– Учту, – улыбнулась девушка.
– Налажена связь и в Москве. Адресов и фамилий я привез, глядите, сколько!
Показал стопку тоненьких листков.
– Вы их носите с собой?
– Пока не затвержу. Даже моя голова не может все сразу запомнить. Да вы не опасайтесь. Через два дня я все выучу и уничтожу.
– Завтра у Савиной – молодежь.
Норрис кивнул.
– А что с литературой?
Он рассказал о Риге.
– Хорошо, что вы увернулись. Не рискуйте напрасно.
– Ради вас постараюсь…
– Не шутите. Странный вы человек… Надо писать прокламацию.
– Сейчас?
– Да.
– О чем?
– О прокуроре Московской палаты.
– Ясно.
– Писать будете вы. Мне надо идти.
– Уходить вам сейчас нельзя.
– Почему?
– По двум причинам. Во-первых, я не знаю всех подробностей, а прокламация должна быть конкретной.
– Вы правы.
– Тогда приступим.
– А во-вторых?
– Во-вторых касается моей безопасности. Дворнику покажется странным, если вы так скоро выйдете от меня.
– Не понимаю.
– Он, милая Фео, привык, что у одиноких мужчин женщины задерживаются дольше.
– Какие глупости!
– Отнюдь не глупости. Вы же сами просили меня быть осторожным.
– Ну хорошо.
Он расстегнул сюртук, вытащил из лямок, пришитых к подкладке, револьвер.
– С ним, как с ребенком, ни встать ни сесть. Вы извините, я пойду умою лицо.
Когда вернулся, на листе бумаги были выведены первые слова:
«От Исполнительного комитета партии „Народная воля“.
Нынешний прокурор Московской судебной палаты Муравьев принадлежит к позорной плеяде тех юристов…»
– Отлично, – сказал Норрис, – скоро вы станете заправским писателем.
– Вряд ли. Споткнулась я на «юристах». «Тех юристов…» А что дальше – не знаю.
– Ну, давайте помогу. Скажем так: «…позорной плеяде тех новейших юристов, которые принесли свой ум, высшее образование и науку о праве на службу невежеству, обскурантизму…
– произволу.
– …произволу, насилию и бесправию». Точка. Ну как? Прочтите.
Фео прочитала.
– Пойдем дальше.
«Искусное вымогательство показаний, холодная жестокость к своим жертвам, доходившая до издевательства над ними, и, наконец, рассчитанное, безжалостное мучительство уже осужденных страдальцев, с целью вынуждения у них позорных признаний, резко выделяли его из числа членов даже этой постыдной плеяды. Участь его была решена уже давно, но очередь его была еще далеко, и только настойчивые просьбы одного из недавних арестованных предоставить это дело ему в силу его частых личных сношений с М. склонила И.К. разрешить казнь этой опасной и гнусной личности, так сказать, не в очередь. Казнь эта совершилась сегодня.

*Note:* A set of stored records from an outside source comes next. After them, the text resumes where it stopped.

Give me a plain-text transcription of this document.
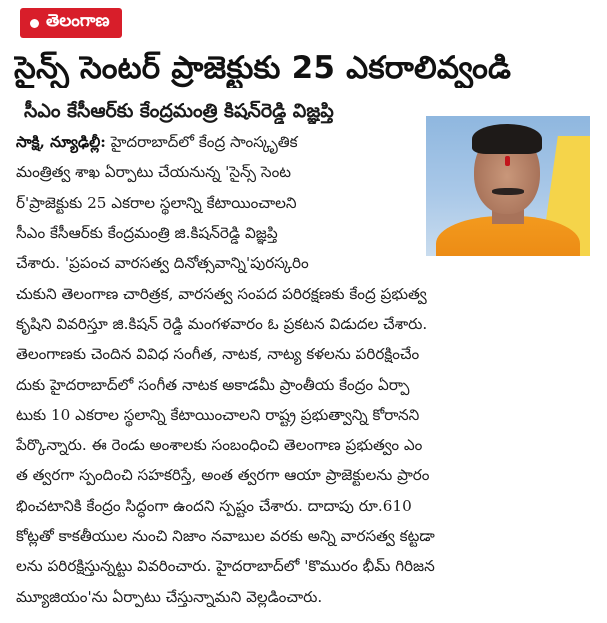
తెలంగాణ
సైన్స్ సెంటర్ ప్రాజెక్టుకు 25 ఎకరాలివ్వండి
సీఎం కేసీఆర్‌కు కేంద్రమంత్రి కిషన్‌రెడ్డి విజ్ఞప్తి
సాక్షి, న్యూఢిల్లీ: హైదరాబాద్‌లో కేంద్ర సాంస్కృతిక
మంత్రిత్వ శాఖ ఏర్పాటు చేయనున్న 'సైన్స్ సెంట
ర్'ప్రాజెక్టుకు 25 ఎకరాల స్థలాన్ని కేటాయించాలని
సీఎం కేసీఆర్‌కు కేంద్రమంత్రి జి.కిషన్‌రెడ్డి విజ్ఞప్తి
చేశారు. 'ప్రపంచ వారసత్వ దినోత్సవాన్ని'పురస్కరిం
చుకుని తెలంగాణ చారిత్రక, వారసత్వ సంపద పరిరక్షణకు కేంద్ర ప్రభుత్వ
కృషిని వివరిస్తూ జి.కిషన్ రెడ్డి మంగళవారం ఓ ప్రకటన విడుదల చేశారు.
తెలంగాణకు చెందిన వివిధ సంగీత, నాటక, నాట్య కళలను పరిరక్షించేం
దుకు హైదరాబాద్‌లో సంగీత నాటక అకాడమీ ప్రాంతీయ కేంద్రం ఏర్పా
టుకు 10 ఎకరాల స్థలాన్ని కేటాయించాలని రాష్ట్ర ప్రభుత్వాన్ని కోరానని
పేర్కొన్నారు. ఈ రెండు అంశాలకు సంబంధించి తెలంగాణ ప్రభుత్వం ఎం
త త్వరగా స్పందించి సహకరిస్తే, అంత త్వరగా ఆయా ప్రాజెక్టులను ప్రారం
భించటానికి కేంద్రం సిద్ధంగా ఉందని స్పష్టం చేశారు. దాదాపు రూ.610
కోట్లతో కాకతీయుల నుంచి నిజాం నవాబుల వరకు అన్ని వారసత్వ కట్టడా
లను పరిరక్షిస్తున్నట్టు వివరించారు. హైదరాబాద్‌లో 'కొమురం భీమ్ గిరిజన
మ్యూజియం'ను ఏర్పాటు చేస్తున్నామని వెల్లడించారు.
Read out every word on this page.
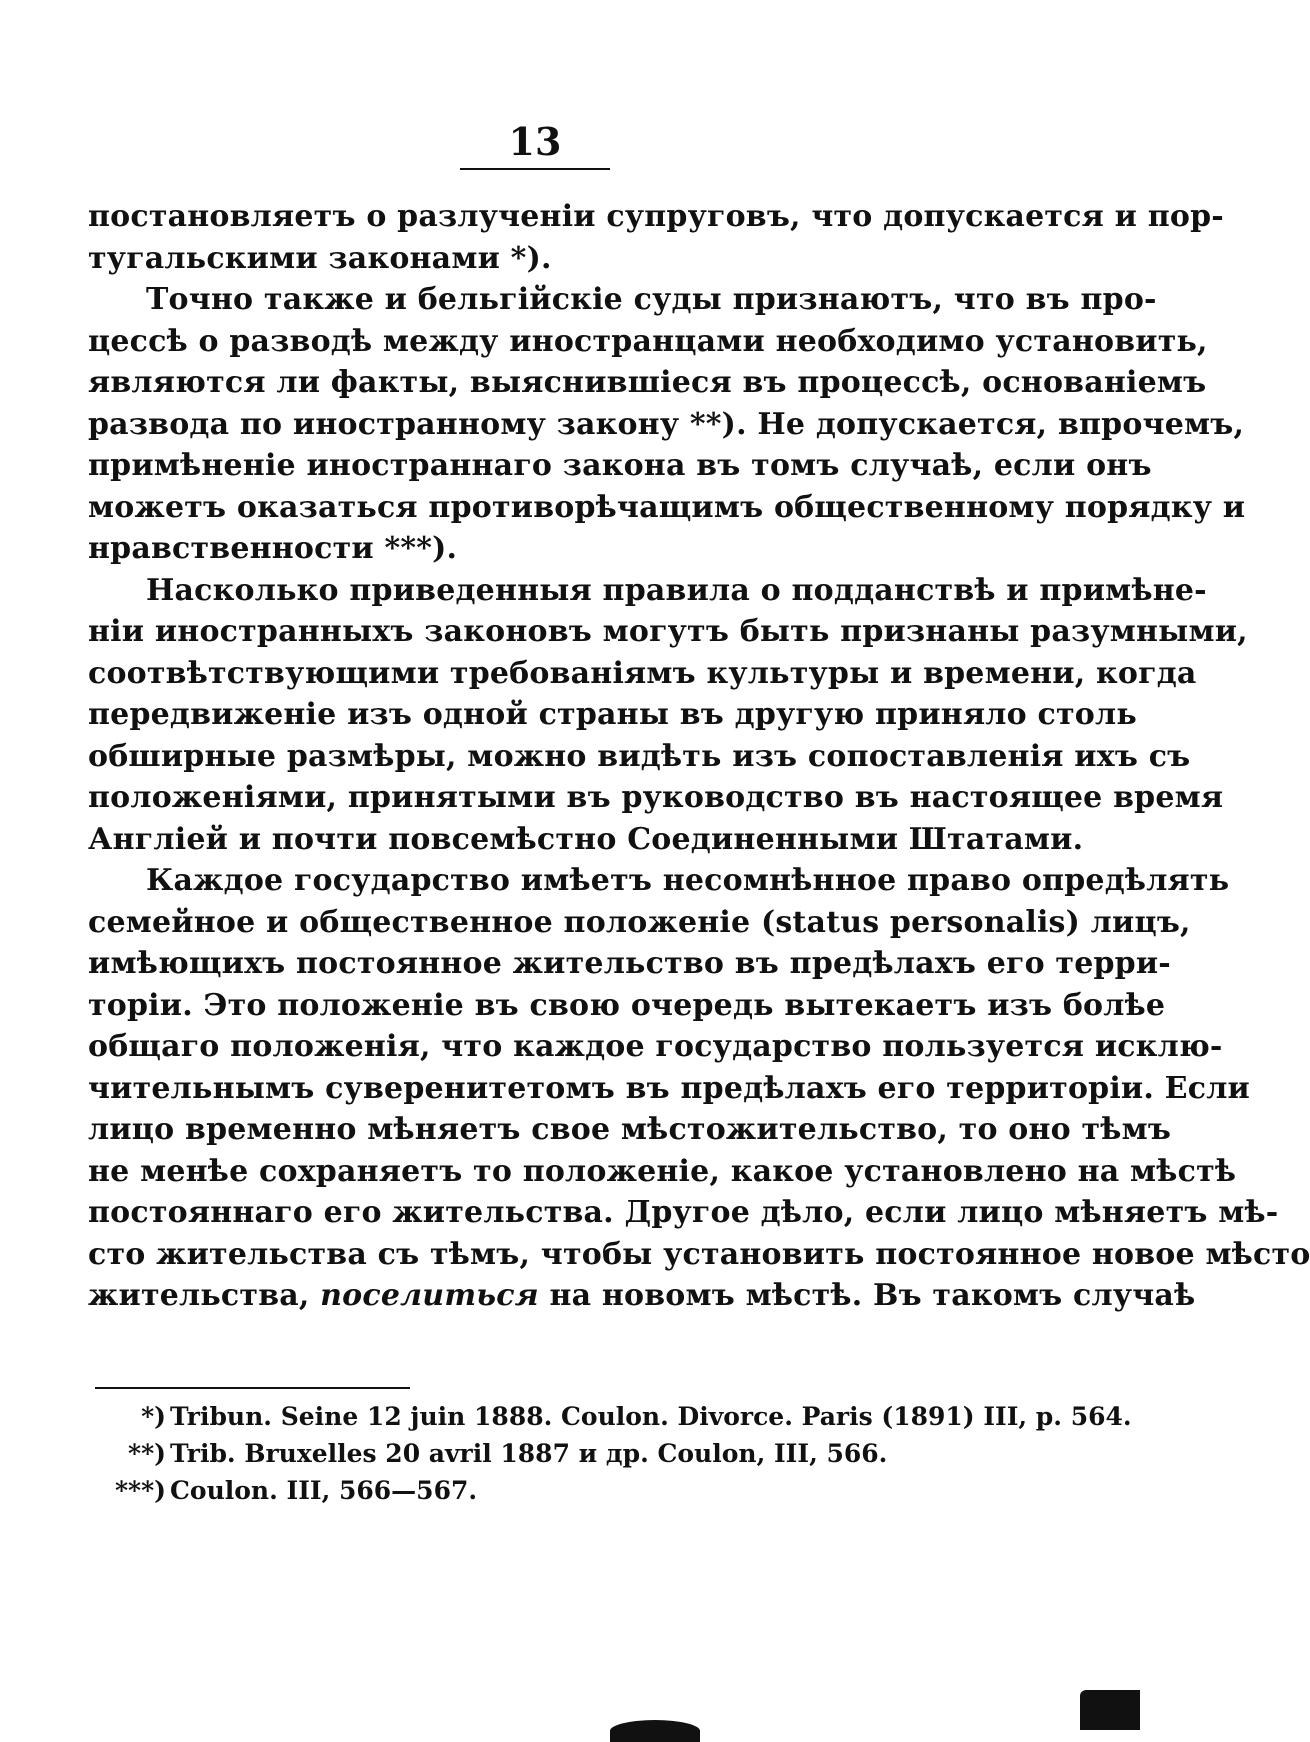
13
постановляетъ о разлученіи супруговъ, что допускается и пор-
тугальскими законами *).
Точно также и бельгійскіе суды признаютъ, что въ про-
цессѣ о разводѣ между иностранцами необходимо установить,
являются ли факты, выяснившіеся въ процессѣ, основаніемъ
развода по иностранному закону **). Не допускается, впрочемъ,
примѣненіе иностраннаго закона въ томъ случаѣ, если онъ
можетъ оказаться противорѣчащимъ общественному порядку и
нравственности ***).
Насколько приведенныя правила о подданствѣ и примѣне-
ніи иностранныхъ законовъ могутъ быть признаны разумными,
соотвѣтствующими требованіямъ культуры и времени, когда
передвиженіе изъ одной страны въ другую приняло столь
обширные размѣры, можно видѣть изъ сопоставленія ихъ съ
положеніями, принятыми въ руководство въ настоящее время
Англіей и почти повсемѣстно Соединенными Штатами.
Каждое государство имѣетъ несомнѣнное право опредѣлять
семейное и общественное положеніе (status personalis) лицъ,
имѣющихъ постоянное жительство въ предѣлахъ его терри-
торіи. Это положеніе въ свою очередь вытекаетъ изъ болѣе
общаго положенія, что каждое государство пользуется исклю-
чительнымъ суверенитетомъ въ предѣлахъ его территоріи. Если
лицо временно мѣняетъ свое мѣстожительство, то оно тѣмъ
не менѣе сохраняетъ то положеніе, какое установлено на мѣстѣ
постояннаго его жительства. Другое дѣло, если лицо мѣняетъ мѣ-
сто жительства съ тѣмъ, чтобы установить постоянное новое мѣсто
жительства, поселиться на новомъ мѣстѣ. Въ такомъ случаѣ
*) Tribun. Seine 12 juin 1888. Coulon. Divorce. Paris (1891) III, p. 564.
**) Trib. Bruxelles 20 avril 1887 и др. Coulon, III, 566.
***) Coulon. III, 566—567.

М. допрашивал студента К. Тот неожиданно вынул пистолет и выстрелил ему в лицо свинцовыми жеребьями. Остальные подробности и дальнейшая судьба раненого палача станут скоро известными из легальных газет».
Вечером на квартире статского советника Савина собралась молодежь: студенты петербургских учебных заведений, курсистки, двое – в одежде, которую носят обычно рабочие (высокие сапоги, пиджаки и косоворотки). Все разом разговаривают. Плавает папиросный дым. Хозяйка, миловидная Аннушка Савина, разливает чай.

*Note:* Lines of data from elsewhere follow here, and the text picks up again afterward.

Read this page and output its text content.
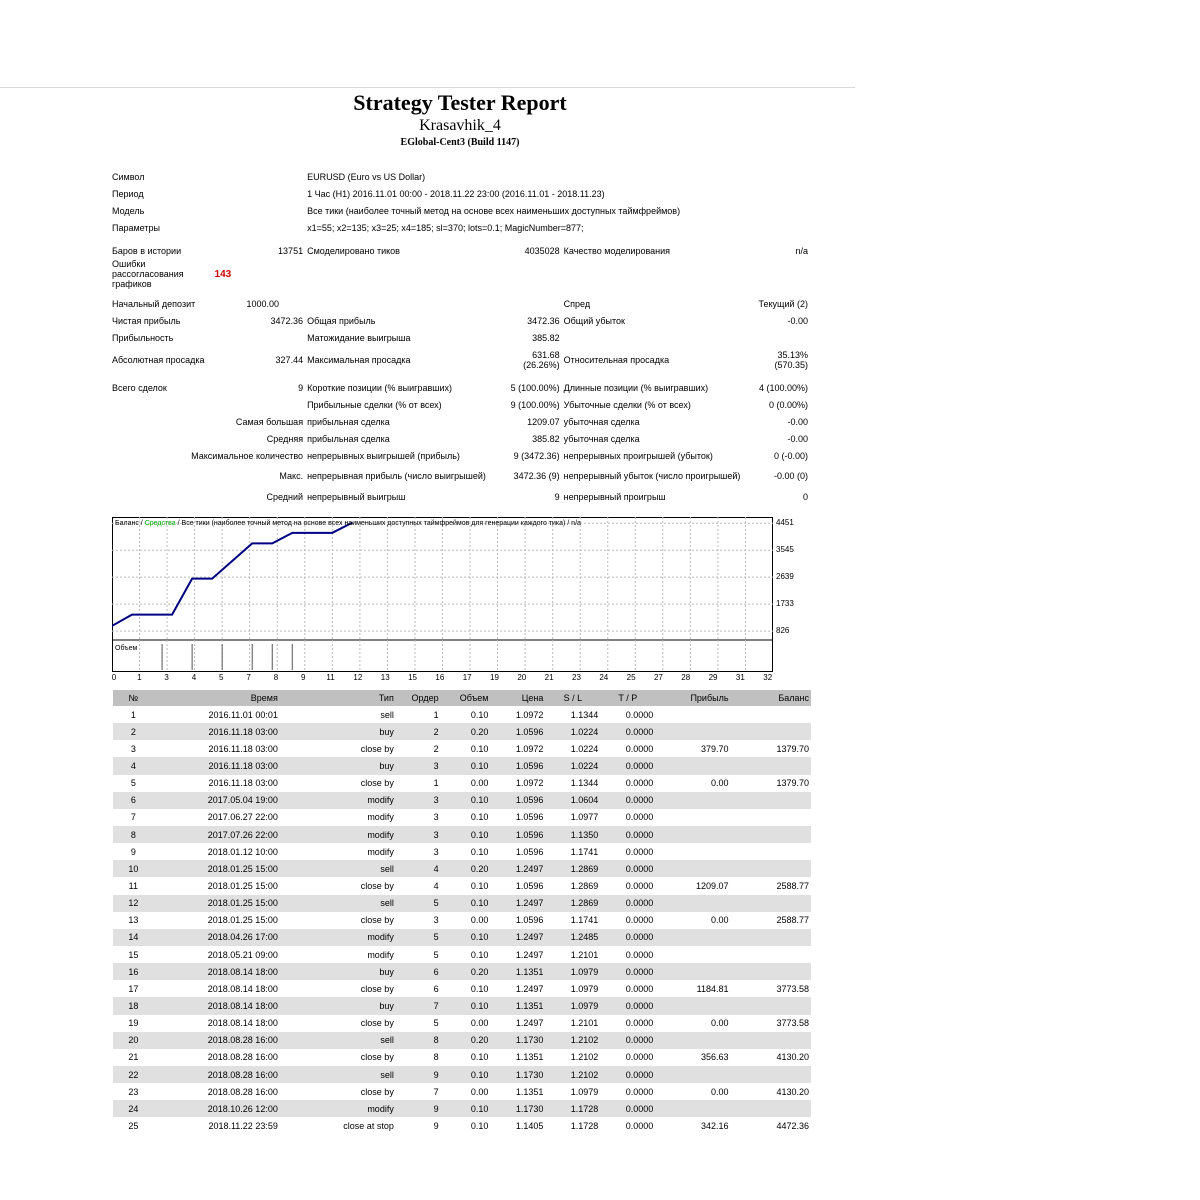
Strategy Tester Report
Krasavhik_4
EGlobal-Cent3 (Build 1147)
Символ		EURUSD (Euro vs US Dollar)			
Период		1 Час (H1) 2016.11.01 00:00 - 2018.11.22 23:00 (2016.11.01 - 2018.11.23)			
Модель		Все тики (наиболее точный метод на основе всех наименьших доступных таймфреймов)			
Параметры		x1=55; x2=135; x3=25; x4=185; sl=370; lots=0.1; MagicNumber=877;			

Баров в истории	13751	Смоделировано тиков	4035028	Качество моделирования	n/a
Ошибки рассогласования графиков	143				

Начальный депозит	1000.00			Спред	Текущий (2)
Чистая прибыль	3472.36	Общая прибыль	3472.36	Общий убыток	-0.00
Прибыльность		Матожидание выигрыша	385.82		
Абсолютная просадка	327.44	Максимальная просадка	631.68 (26.26%)	Относительная просадка	35.13% (570.35)

Всего сделок	9	Короткие позиции (% выигравших)	5 (100.00%)	Длинные позиции (% выигравших)	4 (100.00%)
		Прибыльные сделки (% от всех)	9 (100.00%)	Убыточные сделки (% от всех)	0 (0.00%)
Самая большая		прибыльная сделка	1209.07	убыточная сделка	-0.00
Средняя		прибыльная сделка	385.82	убыточная сделка	-0.00
Максимальное количество		непрерывных выигрышей (прибыль)	9 (3472.36)	непрерывных проигрышей (убыток)	0 (-0.00)
Макс.		непрерывная прибыль (число выигрышей)	3472.36 (9)	непрерывный убыток (число проигрышей)	-0.00 (0)
Средний		непрерывный выигрыш	9	непрерывный проигрыш	0
Баланс / Средства / Все тики (наиболее точный метод на основе всех наименьших доступных таймфреймов для генерации каждого тика) / n/a
Объем
4451
3545
2639
1733
826
0	1	3	4	5	7	8	9	11 12 13 15 16 17 19 20 21 23 24 25 27 28 29 31 32
№	Время	Тип	Ордер	Объем	Цена	S / L	T / P	Прибыль	Баланс
1	2016.11.01 00:01	sell	1	0.10	1.0972	1.1344	0.0000		
2	2016.11.18 03:00	buy	2	0.20	1.0596	1.0224	0.0000		
3	2016.11.18 03:00	close by	2	0.10	1.0972	1.0224	0.0000	379.70	1379.70
4	2016.11.18 03:00	buy	3	0.10	1.0596	1.0224	0.0000		
5	2016.11.18 03:00	close by	1	0.00	1.0972	1.1344	0.0000	0.00	1379.70
6	2017.05.04 19:00	modify	3	0.10	1.0596	1.0604	0.0000		
7	2017.06.27 22:00	modify	3	0.10	1.0596	1.0977	0.0000		
8	2017.07.26 22:00	modify	3	0.10	1.0596	1.1350	0.0000		
9	2018.01.12 10:00	modify	3	0.10	1.0596	1.1741	0.0000		
10	2018.01.25 15:00	sell	4	0.20	1.2497	1.2869	0.0000		
11	2018.01.25 15:00	close by	4	0.10	1.0596	1.2869	0.0000	1209.07	2588.77
12	2018.01.25 15:00	sell	5	0.10	1.2497	1.2869	0.0000		
13	2018.01.25 15:00	close by	3	0.00	1.0596	1.1741	0.0000	0.00	2588.77
14	2018.04.26 17:00	modify	5	0.10	1.2497	1.2485	0.0000		
15	2018.05.21 09:00	modify	5	0.10	1.2497	1.2101	0.0000		
16	2018.08.14 18:00	buy	6	0.20	1.1351	1.0979	0.0000		
17	2018.08.14 18:00	close by	6	0.10	1.2497	1.0979	0.0000	1184.81	3773.58
18	2018.08.14 18:00	buy	7	0.10	1.1351	1.0979	0.0000		
19	2018.08.14 18:00	close by	5	0.00	1.2497	1.2101	0.0000	0.00	3773.58
20	2018.08.28 16:00	sell	8	0.20	1.1730	1.2102	0.0000		
21	2018.08.28 16:00	close by	8	0.10	1.1351	1.2102	0.0000	356.63	4130.20
22	2018.08.28 16:00	sell	9	0.10	1.1730	1.2102	0.0000		
23	2018.08.28 16:00	close by	7	0.00	1.1351	1.0979	0.0000	0.00	4130.20
24	2018.10.26 12:00	modify	9	0.10	1.1730	1.1728	0.0000		
25	2018.11.22 23:59	close at stop	9	0.10	1.1405	1.1728	0.0000	342.16	4472.36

Самого советника в городе нет.
Звонок. Аннушка упорхнула в прихожую и вскоре вернулась с мужчиной средних лет.
Одет он в модный костюм и всем своим джентльменским видом резко отличается от небрежной в одежде и манерах молодежи.
– Фридрих Норрис, – спокойно поздоровался со всеми, присел к столу.
Аннушка налила ему чашку чая, а он, отхлебывая, потихоньку рассматривал собравшихся близорукими глазами.
– Вы читали? – с какой-то поспешностью перегнулся к нему через стол студент. – Вот здесь, вот это?
Вытащил из кармана газетный листок:
«Но мы ясно видим, что народ изверился в правительстве, что он исстрадался вконец, что он устал терпеть, что ему невмоготу более нести свой тяжелый крест, что он беспокойно бьется в своих узах, ища выхода, и что поэтому всякий громкий призыв к нему поговорить по душе… глубоко всколыхнет народное море и вызовет в нем радостный отклик».
– Это как понимать? – студент размахивает листком. – Новое «хождение в народ»? Оно не оправдало себя!
Ища поддержки, оглядывается на присутствующих. Но она приходит не оттуда.